Integration of COTS electrical/electronic equipment on DOD platforms is an increasingly common practice for a variety of good reasons. COTS typically offer the latest technology and can be cheaper and more quickly fielded than military systems developed from scratch. Unfortunately, commercial equipment is not designed for the harsh electromagnetic environments (EME) found in military platforms and theaters of operation.
One of the biggest difficulties with integrating COTS products into complex military systems is achieving EMC. EMC is the ability of electrical and electronic equipment and systems to share the electromagnetic (EM) spectrum and to perform their desired functions without unacceptable degradation from the EME and without causing EMI to other systems. Blindly using COTS carries the risk of increasing serious EMI problems within the platform or system.

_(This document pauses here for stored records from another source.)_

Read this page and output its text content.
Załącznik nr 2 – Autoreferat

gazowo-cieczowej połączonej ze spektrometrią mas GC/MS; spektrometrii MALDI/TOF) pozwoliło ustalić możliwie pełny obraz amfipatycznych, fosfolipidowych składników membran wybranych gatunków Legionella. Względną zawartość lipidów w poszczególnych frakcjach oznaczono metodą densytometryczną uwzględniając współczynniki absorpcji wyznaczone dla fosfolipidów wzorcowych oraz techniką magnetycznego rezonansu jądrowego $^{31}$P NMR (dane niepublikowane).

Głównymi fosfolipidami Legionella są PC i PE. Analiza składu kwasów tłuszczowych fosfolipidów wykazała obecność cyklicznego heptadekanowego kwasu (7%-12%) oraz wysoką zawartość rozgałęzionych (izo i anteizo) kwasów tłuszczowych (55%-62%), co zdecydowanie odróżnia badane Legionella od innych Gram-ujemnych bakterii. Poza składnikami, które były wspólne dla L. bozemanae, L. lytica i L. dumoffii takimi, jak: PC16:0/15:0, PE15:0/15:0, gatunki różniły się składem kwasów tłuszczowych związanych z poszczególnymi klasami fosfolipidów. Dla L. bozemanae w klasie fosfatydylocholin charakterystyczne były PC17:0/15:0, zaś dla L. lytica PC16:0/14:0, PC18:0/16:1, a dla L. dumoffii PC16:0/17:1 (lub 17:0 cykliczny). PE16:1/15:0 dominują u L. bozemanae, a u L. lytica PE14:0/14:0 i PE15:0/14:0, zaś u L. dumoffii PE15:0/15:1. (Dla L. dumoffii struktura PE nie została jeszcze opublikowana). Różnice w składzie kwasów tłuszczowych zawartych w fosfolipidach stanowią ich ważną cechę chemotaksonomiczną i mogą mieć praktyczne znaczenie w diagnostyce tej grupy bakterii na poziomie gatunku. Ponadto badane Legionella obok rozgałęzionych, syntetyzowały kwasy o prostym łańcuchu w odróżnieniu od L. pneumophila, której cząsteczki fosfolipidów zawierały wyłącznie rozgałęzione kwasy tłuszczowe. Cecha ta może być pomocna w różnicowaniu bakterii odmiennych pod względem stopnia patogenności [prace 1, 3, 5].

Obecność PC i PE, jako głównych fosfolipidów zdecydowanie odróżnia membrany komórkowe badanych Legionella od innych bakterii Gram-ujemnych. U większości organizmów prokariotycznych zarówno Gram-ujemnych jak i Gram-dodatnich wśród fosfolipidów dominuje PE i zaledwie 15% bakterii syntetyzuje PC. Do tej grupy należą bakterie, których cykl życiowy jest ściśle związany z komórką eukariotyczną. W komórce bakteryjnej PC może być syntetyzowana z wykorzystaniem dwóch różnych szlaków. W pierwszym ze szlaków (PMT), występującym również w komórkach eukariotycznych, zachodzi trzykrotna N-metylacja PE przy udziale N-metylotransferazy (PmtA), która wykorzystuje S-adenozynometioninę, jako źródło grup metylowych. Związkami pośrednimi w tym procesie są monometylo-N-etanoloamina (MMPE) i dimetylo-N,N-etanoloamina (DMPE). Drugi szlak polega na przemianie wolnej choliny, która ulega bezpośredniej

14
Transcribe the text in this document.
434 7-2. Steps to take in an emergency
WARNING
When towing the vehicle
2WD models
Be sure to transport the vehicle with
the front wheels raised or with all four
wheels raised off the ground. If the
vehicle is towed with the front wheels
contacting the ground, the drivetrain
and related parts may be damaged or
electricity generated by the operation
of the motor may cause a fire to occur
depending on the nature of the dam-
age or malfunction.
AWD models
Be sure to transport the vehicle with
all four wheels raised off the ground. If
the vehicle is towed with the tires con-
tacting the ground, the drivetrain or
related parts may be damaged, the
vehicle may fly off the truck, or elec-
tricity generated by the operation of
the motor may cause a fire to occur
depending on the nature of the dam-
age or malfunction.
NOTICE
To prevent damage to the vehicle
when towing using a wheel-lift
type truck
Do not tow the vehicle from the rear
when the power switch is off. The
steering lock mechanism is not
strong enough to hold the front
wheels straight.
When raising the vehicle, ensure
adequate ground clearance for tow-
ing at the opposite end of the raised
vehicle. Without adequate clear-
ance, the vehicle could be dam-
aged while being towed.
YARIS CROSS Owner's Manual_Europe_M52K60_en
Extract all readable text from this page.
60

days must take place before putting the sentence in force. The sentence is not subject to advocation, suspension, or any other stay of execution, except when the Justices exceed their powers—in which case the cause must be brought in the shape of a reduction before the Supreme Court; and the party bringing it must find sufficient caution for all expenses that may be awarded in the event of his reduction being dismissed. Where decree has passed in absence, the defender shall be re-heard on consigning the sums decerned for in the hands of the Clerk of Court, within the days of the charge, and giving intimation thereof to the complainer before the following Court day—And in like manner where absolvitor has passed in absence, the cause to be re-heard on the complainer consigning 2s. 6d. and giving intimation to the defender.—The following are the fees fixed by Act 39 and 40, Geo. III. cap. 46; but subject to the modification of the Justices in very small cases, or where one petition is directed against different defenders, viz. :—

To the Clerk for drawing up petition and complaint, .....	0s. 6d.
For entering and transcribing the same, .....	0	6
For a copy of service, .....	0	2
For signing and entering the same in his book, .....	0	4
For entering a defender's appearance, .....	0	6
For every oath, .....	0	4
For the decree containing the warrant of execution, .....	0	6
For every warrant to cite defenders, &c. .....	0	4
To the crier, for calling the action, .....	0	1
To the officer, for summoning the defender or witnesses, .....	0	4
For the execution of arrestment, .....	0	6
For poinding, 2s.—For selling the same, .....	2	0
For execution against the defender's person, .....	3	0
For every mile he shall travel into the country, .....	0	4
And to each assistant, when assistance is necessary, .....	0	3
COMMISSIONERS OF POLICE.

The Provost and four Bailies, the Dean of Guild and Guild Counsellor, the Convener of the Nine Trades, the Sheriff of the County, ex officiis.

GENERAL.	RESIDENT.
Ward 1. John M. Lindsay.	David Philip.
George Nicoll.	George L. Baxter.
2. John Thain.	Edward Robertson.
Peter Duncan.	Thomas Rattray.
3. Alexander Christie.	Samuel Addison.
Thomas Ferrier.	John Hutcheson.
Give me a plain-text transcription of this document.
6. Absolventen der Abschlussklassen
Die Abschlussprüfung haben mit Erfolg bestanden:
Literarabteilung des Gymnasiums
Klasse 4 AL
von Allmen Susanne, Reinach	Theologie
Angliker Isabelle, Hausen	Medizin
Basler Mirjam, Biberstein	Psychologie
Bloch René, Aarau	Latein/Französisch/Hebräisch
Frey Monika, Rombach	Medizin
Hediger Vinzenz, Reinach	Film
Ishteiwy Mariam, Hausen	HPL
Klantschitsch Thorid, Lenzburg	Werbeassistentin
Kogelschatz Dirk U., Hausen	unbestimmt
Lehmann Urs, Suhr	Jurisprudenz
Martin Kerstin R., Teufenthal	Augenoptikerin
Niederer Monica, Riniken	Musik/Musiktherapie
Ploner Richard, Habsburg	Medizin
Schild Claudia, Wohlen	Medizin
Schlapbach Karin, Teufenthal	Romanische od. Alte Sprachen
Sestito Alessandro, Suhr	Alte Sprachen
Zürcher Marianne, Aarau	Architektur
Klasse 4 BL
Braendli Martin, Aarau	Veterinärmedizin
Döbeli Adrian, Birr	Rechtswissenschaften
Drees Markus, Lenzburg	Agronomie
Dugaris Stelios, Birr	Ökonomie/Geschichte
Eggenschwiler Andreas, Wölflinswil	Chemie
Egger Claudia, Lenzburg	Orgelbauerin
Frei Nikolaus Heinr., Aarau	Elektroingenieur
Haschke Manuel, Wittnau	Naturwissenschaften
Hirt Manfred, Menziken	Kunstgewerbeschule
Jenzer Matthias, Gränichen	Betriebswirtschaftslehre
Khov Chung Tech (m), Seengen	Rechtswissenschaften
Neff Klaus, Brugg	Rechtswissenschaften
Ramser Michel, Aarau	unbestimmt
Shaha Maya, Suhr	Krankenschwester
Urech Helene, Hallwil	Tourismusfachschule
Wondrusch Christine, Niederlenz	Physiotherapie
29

COTS equipment has typically been designed, tested and fielded to much less demanding commercial EMC standards, if tested at all, than MIL-STD-461 or MIL-STD-464. However, the simple fact that it is a commercial item should not be taken as a reason to accept lower EMC performance. Rather than forgoing robust EMC requirements, program managers (PMs), system acquisition personnel and E3 engineering professionals must first assess the EMC-related risk to full operational capability performance from the use of COTS equipment. They must impose a detailed methodology by which to assess the risk of using COTS and achieving EMC.
To mitigate the risk, an assessment should be performed to evaluate the equipment’s immunity characteristics against the planned EME and ability to meet the desired performance. Factors to be considered in evaluating the suitability of COTS for military applications include:
• Impact on mission and safety
• The operational EME
• Platform installation characteristics
• Equipment immunity/susceptibility characteristics
After determination of the intended operational environment, the risk assessment process starts with obtaining and reviewing existing design criteria (commercial specs), analysis/test data and conducting additional EMI testing (if necessary.) If, after evaluation of the EMI data, it is determined that the equipment would not operate satisfactorily in the intended EME, then the equipment needs to be modified, or it might prove to be necessary to select different COTS equipment with adequate characteristics.
On the whole, most COTS equipment has less strict EM requirements (lower immunity levels, higher allowable unintentional emissions, lax or nonexistent susceptibility limits) than military equipment and could therefore be more apt to be upset or damaged when exposed to high level radio frequency (RF) fields or could interfere with legacy systems. Therefore the use of COTS introduces additional risk of incompatibility and can result in problems, plus associated extra costs, in maintaining performance through life and for re-use in other scenarios. When considering COTS or NDI in an acquisition, it is important to include E3 requirements and obtain and review any existing EMI test and/or analytical data.